In his acceptance speech for the Robie Industry Award at JRF’s Annuals Awards Dinner, former President and Chief Operating Officer of the Coca-Cola Company Donald R. Knauss spoke of the seven guiding values the company shared with Jackie Robinson. “We have a wallet card at the Coca-Cola North America and on that little card which everyone carries around…on one side we have our business goals and aspirations but on the other side we’ve captured seven values that we think are critical to the success of our company; they are leadership, accountability, collaboration, quality, innovation, passion, and integrity, said Knauss, adding, “I could spend a whole speech on one of those values and give examples of how Jackie Robinson personified that value….but looking at one of them, like collaboration, whether he was turning a double play with Pee Wee Reese or working on the creation of the Freedom Bank in Harlem it was obvious that Jackie Robinson believed strongly in collaboration.”
An early highlight of the partnership between Coca-Cola and the Jackie Robinson Foundation was the creation of the “Jackie Robinson: An American Journey” traveling museum exhibit in 1987. In conjunction with the 40th anniversary of Robinson’s historic debut as major league baseball’s first Black player, the Coca-Cola company provided JRF with a $1.2 million dollar sponsorship.
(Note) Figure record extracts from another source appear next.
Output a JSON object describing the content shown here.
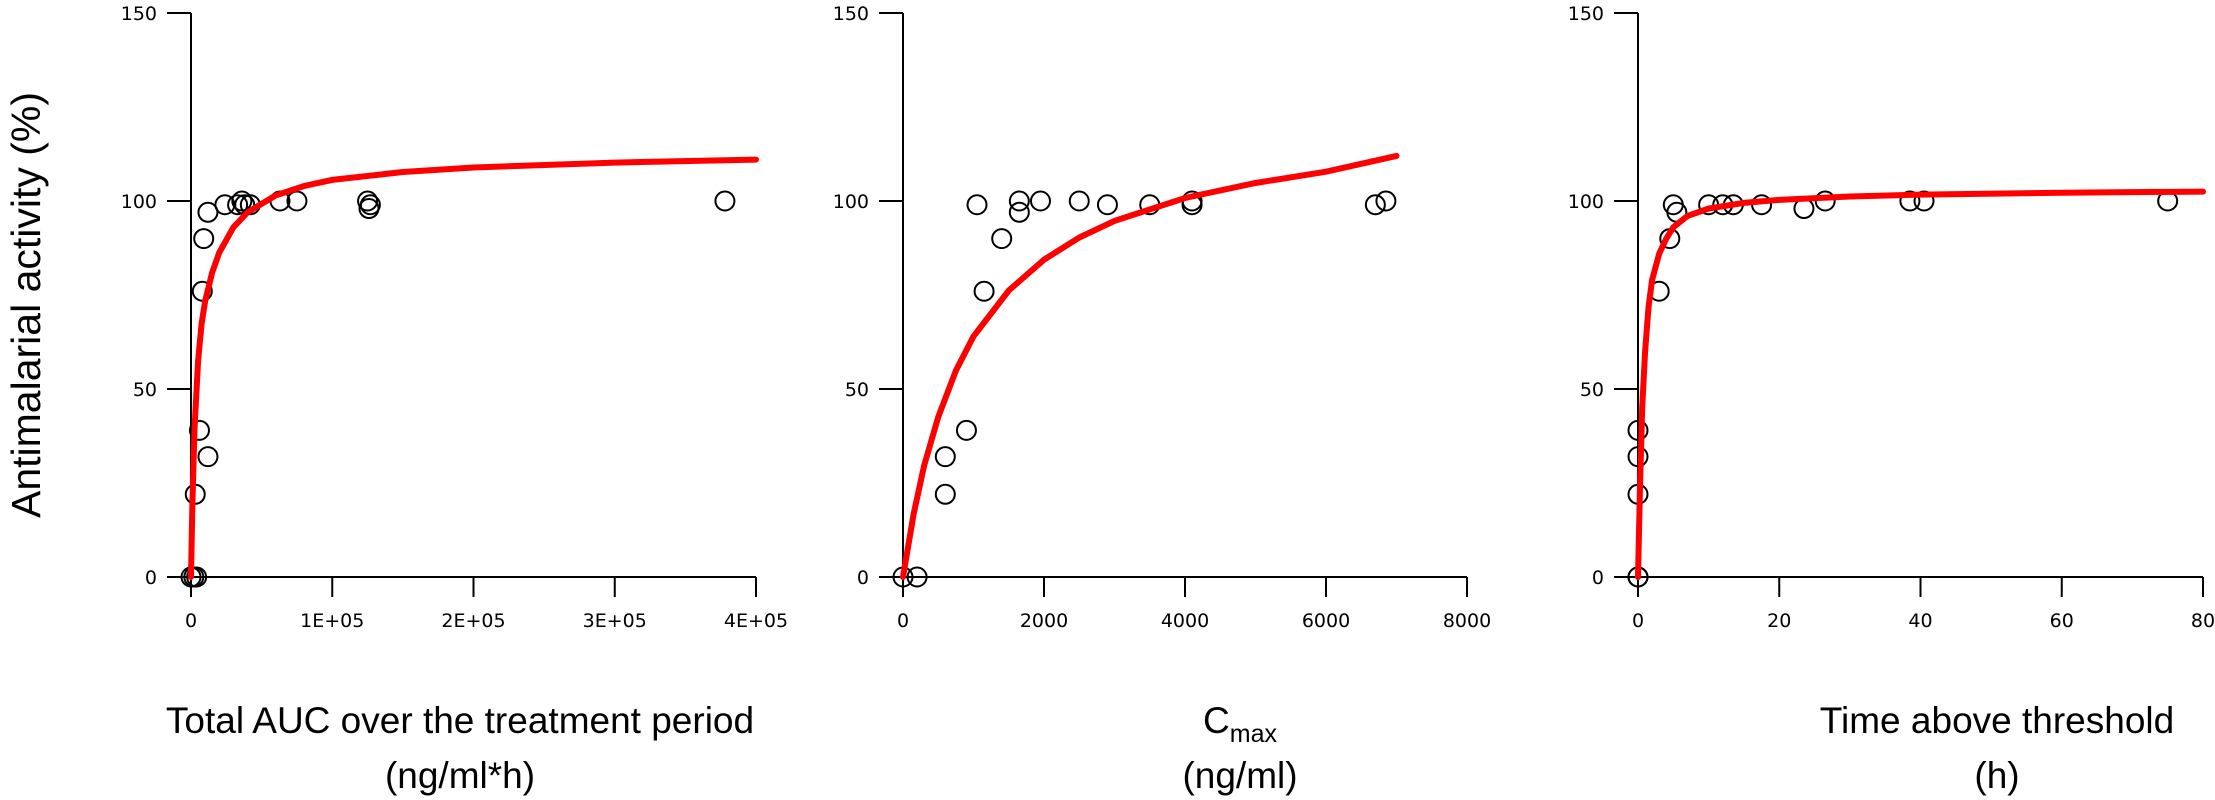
{
  "ylabel": "Antimalarial activity (%)",
  "colors": {
    "fit": "#ff0000",
    "points": "#000000",
    "axes": "#000000"
  },
  "chart_data": [
    {
      "type": "scatter",
      "title": "",
      "xlabel_lines": [
        "Total AUC over the treatment period",
        "(ng/ml*h)"
      ],
      "ylabel": "Antimalarial activity (%)",
      "xlim": [
        0,
        400000
      ],
      "ylim": [
        0,
        150
      ],
      "xticks": [
        0,
        100000,
        200000,
        300000,
        400000
      ],
      "xtick_labels": [
        "0",
        "1E+05",
        "2E+05",
        "3E+05",
        "4E+05"
      ],
      "yticks": [
        0,
        50,
        100,
        150
      ],
      "ytick_labels": [
        "0",
        "50",
        "100",
        "150"
      ],
      "grid": false,
      "points": [
        {
          "x": 0,
          "y": 0
        },
        {
          "x": 2000,
          "y": 0
        },
        {
          "x": 4000,
          "y": 0
        },
        {
          "x": 3000,
          "y": 22
        },
        {
          "x": 6000,
          "y": 39
        },
        {
          "x": 12000,
          "y": 32
        },
        {
          "x": 8000,
          "y": 76
        },
        {
          "x": 9000,
          "y": 90
        },
        {
          "x": 12000,
          "y": 97
        },
        {
          "x": 24000,
          "y": 99
        },
        {
          "x": 33000,
          "y": 99
        },
        {
          "x": 36000,
          "y": 100
        },
        {
          "x": 38000,
          "y": 99
        },
        {
          "x": 42000,
          "y": 99
        },
        {
          "x": 63000,
          "y": 100
        },
        {
          "x": 75000,
          "y": 100
        },
        {
          "x": 125000,
          "y": 100
        },
        {
          "x": 126000,
          "y": 98
        },
        {
          "x": 127000,
          "y": 99
        },
        {
          "x": 378000,
          "y": 100
        }
      ],
      "fit_curve": [
        [
          0,
          0
        ],
        [
          1000,
          19.7
        ],
        [
          2500,
          39.3
        ],
        [
          5000,
          57.5
        ],
        [
          7500,
          67.4
        ],
        [
          10000,
          73.3
        ],
        [
          15000,
          81.0
        ],
        [
          20000,
          86.3
        ],
        [
          30000,
          93.0
        ],
        [
          40000,
          97.0
        ],
        [
          60000,
          101.5
        ],
        [
          80000,
          104.0
        ],
        [
          100000,
          105.6
        ],
        [
          150000,
          107.7
        ],
        [
          200000,
          108.9
        ],
        [
          300000,
          110.2
        ],
        [
          400000,
          111.0
        ]
      ]
    },
    {
      "type": "scatter",
      "title": "",
      "xlabel_main": "C",
      "xlabel_sub": "max",
      "xlabel_line2": "(ng/ml)",
      "ylabel": "Antimalarial activity (%)",
      "xlim": [
        0,
        8000
      ],
      "ylim": [
        0,
        150
      ],
      "xticks": [
        0,
        2000,
        4000,
        6000,
        8000
      ],
      "xtick_labels": [
        "0",
        "2000",
        "4000",
        "6000",
        "8000"
      ],
      "yticks": [
        0,
        50,
        100,
        150
      ],
      "ytick_labels": [
        "0",
        "50",
        "100",
        "150"
      ],
      "grid": false,
      "points": [
        {
          "x": 0,
          "y": 0
        },
        {
          "x": 200,
          "y": 0
        },
        {
          "x": 600,
          "y": 22
        },
        {
          "x": 600,
          "y": 32
        },
        {
          "x": 900,
          "y": 39
        },
        {
          "x": 1150,
          "y": 76
        },
        {
          "x": 1400,
          "y": 90
        },
        {
          "x": 1050,
          "y": 99
        },
        {
          "x": 1650,
          "y": 97
        },
        {
          "x": 1650,
          "y": 100
        },
        {
          "x": 1950,
          "y": 100
        },
        {
          "x": 2500,
          "y": 100
        },
        {
          "x": 2900,
          "y": 99
        },
        {
          "x": 3500,
          "y": 99
        },
        {
          "x": 4100,
          "y": 100
        },
        {
          "x": 4100,
          "y": 99
        },
        {
          "x": 6700,
          "y": 99
        },
        {
          "x": 6850,
          "y": 100
        }
      ],
      "fit_curve": [
        [
          0,
          0
        ],
        [
          150,
          16.7
        ],
        [
          300,
          29.6
        ],
        [
          500,
          42.6
        ],
        [
          750,
          54.9
        ],
        [
          1000,
          64.0
        ],
        [
          1500,
          76.2
        ],
        [
          2000,
          84.4
        ],
        [
          2500,
          90.3
        ],
        [
          3000,
          94.7
        ],
        [
          4000,
          100.8
        ],
        [
          5000,
          104.8
        ],
        [
          6000,
          107.8
        ],
        [
          7000,
          112.0
        ]
      ]
    },
    {
      "type": "scatter",
      "title": "",
      "xlabel_lines": [
        "Time above threshold",
        "(h)"
      ],
      "ylabel": "Antimalarial activity (%)",
      "xlim": [
        0,
        80
      ],
      "ylim": [
        0,
        150
      ],
      "xticks": [
        0,
        20,
        40,
        60,
        80
      ],
      "xtick_labels": [
        "0",
        "20",
        "40",
        "60",
        "80"
      ],
      "yticks": [
        0,
        50,
        100,
        150
      ],
      "ytick_labels": [
        "0",
        "50",
        "100",
        "150"
      ],
      "grid": false,
      "points": [
        {
          "x": 0,
          "y": 0
        },
        {
          "x": 0,
          "y": 0
        },
        {
          "x": 0,
          "y": 22
        },
        {
          "x": 0,
          "y": 32
        },
        {
          "x": 0,
          "y": 39
        },
        {
          "x": 3,
          "y": 76
        },
        {
          "x": 4.5,
          "y": 90
        },
        {
          "x": 5,
          "y": 99
        },
        {
          "x": 5.5,
          "y": 97
        },
        {
          "x": 10,
          "y": 99
        },
        {
          "x": 12,
          "y": 99
        },
        {
          "x": 13.5,
          "y": 99
        },
        {
          "x": 17.5,
          "y": 99
        },
        {
          "x": 23.5,
          "y": 98
        },
        {
          "x": 26.5,
          "y": 100
        },
        {
          "x": 38.5,
          "y": 100
        },
        {
          "x": 40.5,
          "y": 100
        },
        {
          "x": 75,
          "y": 100
        }
      ],
      "fit_curve": [
        [
          0,
          0
        ],
        [
          0.3,
          25
        ],
        [
          0.6,
          45
        ],
        [
          1,
          60
        ],
        [
          1.5,
          72
        ],
        [
          2,
          79
        ],
        [
          3,
          86
        ],
        [
          4,
          90
        ],
        [
          5,
          93
        ],
        [
          7,
          96
        ],
        [
          10,
          98
        ],
        [
          15,
          99.5
        ],
        [
          20,
          100.3
        ],
        [
          30,
          101.2
        ],
        [
          40,
          101.7
        ],
        [
          60,
          102.2
        ],
        [
          80,
          102.5
        ]
      ]
    }
  ]
}
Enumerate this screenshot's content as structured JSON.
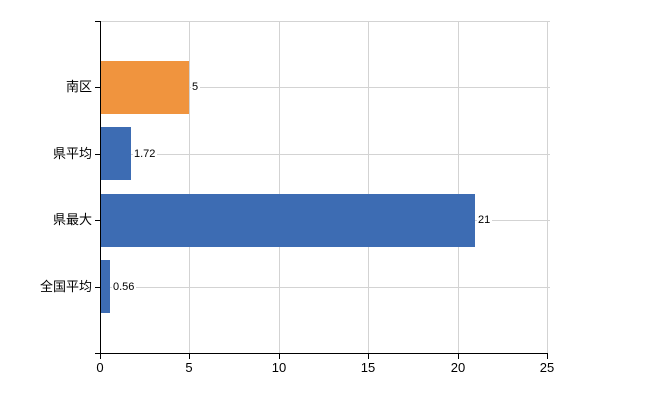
{
  "chart_data": {
    "type": "bar",
    "orientation": "horizontal",
    "title": "",
    "categories": [
      "南区",
      "県平均",
      "県最大",
      "全国平均"
    ],
    "values": [
      5,
      1.72,
      21,
      0.56
    ],
    "value_labels": [
      "5",
      "1.72",
      "21",
      "0.56"
    ],
    "series_colors": [
      "#F0943E",
      "#3D6CB3",
      "#3D6CB3",
      "#3D6CB3"
    ],
    "xlim": [
      0,
      25
    ],
    "x_ticks": [
      0,
      5,
      10,
      15,
      20,
      25
    ],
    "x_tick_labels": [
      "0",
      "5",
      "10",
      "15",
      "20",
      "25"
    ],
    "grid": true,
    "legend": null
  },
  "colors": {
    "bar_blue": "#3D6CB3",
    "bar_orange": "#F0943E",
    "gridline": "#D3D3D3",
    "axis": "#000000",
    "text": "#000000",
    "background": "#FFFFFF"
  }
}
The exhibit containing more than 175 photographs, and 200 artifacts began its two-year tour at the New York Historical Society in New York City and was also on display at the California Afro-American Museum in Los Angeles, the Robert W. Woodruff Library in Atlanta, and made stops in Chicago and Washington D.C.
In 2011, when awarded the Foundation’s Robie Humanitarian Award, Ingrid Saunders Jones, Senior VP of Global Community Connections for the Coca-Cola Foundation spoke of the company’s ties to the JRF Scholars.
“I want you to know that our expectations of you are very large. I want you to know that my path to this job, to this place, required making choices that were at the time filled with risks,” said Saunders-Jones, adding, “…Looking back now, I see that each of these moves gave me the skills that I needed to reach this place so that I could work with purpose.”
Coca Cola has demonstrated their commitment to equipping JRF Scholars through their participation in the Mentoring and Leadership Development Program. Led by Alba Castilla Baylin, Vice President Stakeholder and Social Impact manager, staffers have served as mentors and conference faculty advisors. Today, several JRF alumni work for the company including: Diletha Waldon ’86, Regulatory Compliance Manager; Angelia Lumpkin ’97, Solutions Architect; and Christina Joseph ’01, General Counsel and Secretary, Coca Cola Bottlers’ Sales & Services Company.
More than providing sponsorship funding and assistance creating high-profile traveling museum exhibits, the Coca Cola Company has shared its world-famous brand and presence as a means of promoting and supporting the Jackie Robinson Foundation in reaching its aspirations.